Union has partnered with Aori to route intent-based order flow to Aori’s network of solvers. With intent-based orders, users can receive funds on the desired destination chain with less than 1 second latency. Solvers providing fills on Union’s intent-based order flow await completion of Union’s consensus verification flow before receiving a refund on their fill. 

Union recently launched its second public testnet in February, which processed 56M transfers in 2 months. This testnet rolled out gas optimizations to EVM contracts, support for intent settlement, improvements to Galois’ proving latency, and support for Move VMs. Union has launched its developer-only alpha mainnet, with public mainnet expected to launch within the next few months.

Conclusion

Union’s improvements upon Tendermint consensus through CometBLS, coupled with ZK proving through Galois, allow for a broadly scalable, cost efficient, and low latency IBC implementation that is feasibly scalable across every existing blockchain, virtual machine and runtime. Entry is permissionless across relaying through Voyager, proving through Galois, and validating on the Union chain, so that all aspects of Union’s workflow can remain competitive, and no single entity has permissioned or administrative authority. Union’s implementation offers modular crosschain interoperability without the need for trusted intermediaries.  

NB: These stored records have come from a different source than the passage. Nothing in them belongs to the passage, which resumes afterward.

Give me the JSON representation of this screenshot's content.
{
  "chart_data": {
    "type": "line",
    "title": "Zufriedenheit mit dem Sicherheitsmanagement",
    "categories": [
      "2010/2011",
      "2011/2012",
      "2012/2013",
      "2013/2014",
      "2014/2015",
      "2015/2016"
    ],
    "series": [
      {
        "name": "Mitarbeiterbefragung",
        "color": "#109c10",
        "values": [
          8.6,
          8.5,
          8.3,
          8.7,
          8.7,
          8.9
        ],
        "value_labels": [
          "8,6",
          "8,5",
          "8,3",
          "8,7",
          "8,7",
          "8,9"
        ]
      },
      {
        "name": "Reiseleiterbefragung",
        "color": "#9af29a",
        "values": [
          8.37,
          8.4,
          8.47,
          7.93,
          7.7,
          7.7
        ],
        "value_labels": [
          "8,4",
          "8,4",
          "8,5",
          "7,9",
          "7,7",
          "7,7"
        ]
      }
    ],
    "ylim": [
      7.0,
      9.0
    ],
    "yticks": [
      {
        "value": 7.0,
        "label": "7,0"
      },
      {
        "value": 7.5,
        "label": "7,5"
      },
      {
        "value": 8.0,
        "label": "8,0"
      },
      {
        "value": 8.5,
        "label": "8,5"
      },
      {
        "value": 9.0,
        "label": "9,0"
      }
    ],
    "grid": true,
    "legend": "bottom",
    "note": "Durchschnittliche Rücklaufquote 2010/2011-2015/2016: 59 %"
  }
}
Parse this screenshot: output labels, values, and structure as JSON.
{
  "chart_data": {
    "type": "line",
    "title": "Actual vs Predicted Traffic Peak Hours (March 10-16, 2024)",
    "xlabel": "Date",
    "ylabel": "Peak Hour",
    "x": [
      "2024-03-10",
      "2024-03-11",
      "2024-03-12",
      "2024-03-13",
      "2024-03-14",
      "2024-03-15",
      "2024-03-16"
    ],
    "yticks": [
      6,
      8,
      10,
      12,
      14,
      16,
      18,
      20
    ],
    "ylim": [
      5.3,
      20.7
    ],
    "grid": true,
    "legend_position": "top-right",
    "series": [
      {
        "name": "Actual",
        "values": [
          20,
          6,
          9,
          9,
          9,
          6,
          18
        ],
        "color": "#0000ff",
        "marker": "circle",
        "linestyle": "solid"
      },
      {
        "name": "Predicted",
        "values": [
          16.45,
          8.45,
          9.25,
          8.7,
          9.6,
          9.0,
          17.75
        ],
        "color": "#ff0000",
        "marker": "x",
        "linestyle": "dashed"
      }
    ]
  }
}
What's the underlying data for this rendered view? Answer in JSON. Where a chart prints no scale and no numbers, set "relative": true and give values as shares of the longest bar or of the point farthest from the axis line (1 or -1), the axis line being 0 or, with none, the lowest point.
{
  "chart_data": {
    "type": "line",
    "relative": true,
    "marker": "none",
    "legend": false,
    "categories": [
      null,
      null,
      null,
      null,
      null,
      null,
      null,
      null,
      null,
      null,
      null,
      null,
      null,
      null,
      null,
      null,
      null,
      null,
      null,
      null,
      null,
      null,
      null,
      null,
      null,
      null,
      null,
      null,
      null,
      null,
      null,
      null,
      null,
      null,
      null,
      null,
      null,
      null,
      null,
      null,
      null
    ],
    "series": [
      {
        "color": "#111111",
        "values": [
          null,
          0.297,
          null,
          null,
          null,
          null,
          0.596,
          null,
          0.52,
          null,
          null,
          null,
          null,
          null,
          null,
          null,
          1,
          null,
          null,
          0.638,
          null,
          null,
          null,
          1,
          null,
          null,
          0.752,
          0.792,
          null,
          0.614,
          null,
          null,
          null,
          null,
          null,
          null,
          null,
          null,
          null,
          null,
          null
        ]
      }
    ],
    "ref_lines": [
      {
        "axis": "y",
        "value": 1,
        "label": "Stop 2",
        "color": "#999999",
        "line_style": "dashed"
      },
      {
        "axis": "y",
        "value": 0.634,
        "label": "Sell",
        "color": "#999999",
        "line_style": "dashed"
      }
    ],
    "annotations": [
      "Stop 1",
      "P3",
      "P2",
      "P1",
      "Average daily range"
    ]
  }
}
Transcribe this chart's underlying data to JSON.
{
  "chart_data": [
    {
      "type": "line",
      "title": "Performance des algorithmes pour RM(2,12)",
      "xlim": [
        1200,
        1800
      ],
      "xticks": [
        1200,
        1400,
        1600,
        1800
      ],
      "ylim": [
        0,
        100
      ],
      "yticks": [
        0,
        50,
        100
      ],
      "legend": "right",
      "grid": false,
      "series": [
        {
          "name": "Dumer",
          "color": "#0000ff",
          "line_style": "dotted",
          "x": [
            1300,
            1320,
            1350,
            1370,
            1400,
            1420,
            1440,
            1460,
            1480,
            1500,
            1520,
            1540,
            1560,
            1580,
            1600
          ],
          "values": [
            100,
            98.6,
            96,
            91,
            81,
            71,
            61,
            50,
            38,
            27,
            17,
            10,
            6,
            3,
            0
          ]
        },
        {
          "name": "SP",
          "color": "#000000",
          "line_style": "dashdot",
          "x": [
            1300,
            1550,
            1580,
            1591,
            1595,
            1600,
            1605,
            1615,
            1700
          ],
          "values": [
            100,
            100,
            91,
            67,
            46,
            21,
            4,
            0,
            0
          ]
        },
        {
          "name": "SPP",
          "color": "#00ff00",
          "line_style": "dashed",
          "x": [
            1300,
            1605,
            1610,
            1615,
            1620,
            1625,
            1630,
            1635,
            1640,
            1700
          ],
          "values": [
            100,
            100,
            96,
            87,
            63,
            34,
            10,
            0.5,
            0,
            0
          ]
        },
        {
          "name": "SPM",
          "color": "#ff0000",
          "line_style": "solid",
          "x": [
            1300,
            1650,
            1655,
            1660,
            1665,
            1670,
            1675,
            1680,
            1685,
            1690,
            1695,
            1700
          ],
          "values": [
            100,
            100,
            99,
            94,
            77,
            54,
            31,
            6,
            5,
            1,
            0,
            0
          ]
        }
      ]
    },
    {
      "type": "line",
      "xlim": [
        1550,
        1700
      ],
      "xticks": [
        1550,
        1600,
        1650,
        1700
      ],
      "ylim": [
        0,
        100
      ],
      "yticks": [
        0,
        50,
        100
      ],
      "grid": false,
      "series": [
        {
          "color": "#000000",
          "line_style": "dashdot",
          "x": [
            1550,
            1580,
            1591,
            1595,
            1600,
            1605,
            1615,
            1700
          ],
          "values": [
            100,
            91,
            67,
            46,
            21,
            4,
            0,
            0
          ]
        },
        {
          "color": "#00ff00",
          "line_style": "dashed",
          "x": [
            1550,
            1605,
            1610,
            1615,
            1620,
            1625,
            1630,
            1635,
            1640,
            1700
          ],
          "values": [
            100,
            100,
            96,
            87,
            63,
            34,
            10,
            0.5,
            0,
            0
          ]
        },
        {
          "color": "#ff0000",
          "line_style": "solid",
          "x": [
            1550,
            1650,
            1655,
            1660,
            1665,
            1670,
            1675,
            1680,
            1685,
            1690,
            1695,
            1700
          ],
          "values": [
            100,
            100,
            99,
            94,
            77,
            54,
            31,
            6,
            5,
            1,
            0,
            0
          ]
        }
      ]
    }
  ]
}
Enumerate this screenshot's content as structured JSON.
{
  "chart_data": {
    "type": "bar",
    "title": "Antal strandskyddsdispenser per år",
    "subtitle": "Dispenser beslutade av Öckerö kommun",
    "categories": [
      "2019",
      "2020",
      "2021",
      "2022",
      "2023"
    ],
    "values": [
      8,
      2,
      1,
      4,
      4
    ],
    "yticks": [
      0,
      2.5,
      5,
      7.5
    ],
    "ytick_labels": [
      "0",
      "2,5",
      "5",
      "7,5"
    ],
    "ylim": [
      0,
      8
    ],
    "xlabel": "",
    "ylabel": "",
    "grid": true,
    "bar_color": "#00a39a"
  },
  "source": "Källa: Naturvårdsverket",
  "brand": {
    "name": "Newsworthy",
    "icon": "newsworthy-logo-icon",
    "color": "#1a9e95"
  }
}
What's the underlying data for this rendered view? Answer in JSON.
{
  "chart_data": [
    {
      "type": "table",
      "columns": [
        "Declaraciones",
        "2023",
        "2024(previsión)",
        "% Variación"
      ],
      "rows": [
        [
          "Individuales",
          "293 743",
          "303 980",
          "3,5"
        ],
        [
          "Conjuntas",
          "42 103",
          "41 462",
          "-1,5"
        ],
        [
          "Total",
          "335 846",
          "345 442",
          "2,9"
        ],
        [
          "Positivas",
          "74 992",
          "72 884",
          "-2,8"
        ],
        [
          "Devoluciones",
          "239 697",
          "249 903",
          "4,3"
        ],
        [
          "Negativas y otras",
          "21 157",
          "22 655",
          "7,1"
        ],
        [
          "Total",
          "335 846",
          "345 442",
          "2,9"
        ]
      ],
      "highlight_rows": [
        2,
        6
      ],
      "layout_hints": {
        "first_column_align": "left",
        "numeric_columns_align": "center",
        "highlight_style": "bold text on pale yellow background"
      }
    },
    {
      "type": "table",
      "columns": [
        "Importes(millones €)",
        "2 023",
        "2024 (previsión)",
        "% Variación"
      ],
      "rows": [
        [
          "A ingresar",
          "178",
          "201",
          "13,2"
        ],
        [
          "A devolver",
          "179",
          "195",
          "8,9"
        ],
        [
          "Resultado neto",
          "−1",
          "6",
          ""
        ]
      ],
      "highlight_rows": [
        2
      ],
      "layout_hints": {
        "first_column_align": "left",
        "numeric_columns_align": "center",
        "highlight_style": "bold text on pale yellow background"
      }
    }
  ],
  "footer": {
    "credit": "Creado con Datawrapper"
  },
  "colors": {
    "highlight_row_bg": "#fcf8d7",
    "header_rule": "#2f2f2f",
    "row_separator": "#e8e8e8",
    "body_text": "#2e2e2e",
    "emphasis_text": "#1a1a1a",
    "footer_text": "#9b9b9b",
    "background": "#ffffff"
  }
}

This research report has been funded by Union.fi Labs. By providing this disclosure, we aim to ensure that the research reported in this document is conducted with objectivity and transparency.  Blockworks Research makes the following disclosures: 1) Research Funding: The research reported in this document has been funded by Union.fi Labs. The sponsor may have input on the content of the report, but Blockworks Research maintains editorial control over the final report to retain data accuracy and objectivity. All published reports by Blockworks Research are reviewed by internal independent parties to prevent bias. 2) Researchers submit financial conflict of interest (FCOI) disclosures on a monthly basis that are reviewed by appropriate internal parties. Readers are advised to conduct their own independent research and seek the advice of a qualified financial advisor before making any investment decisions.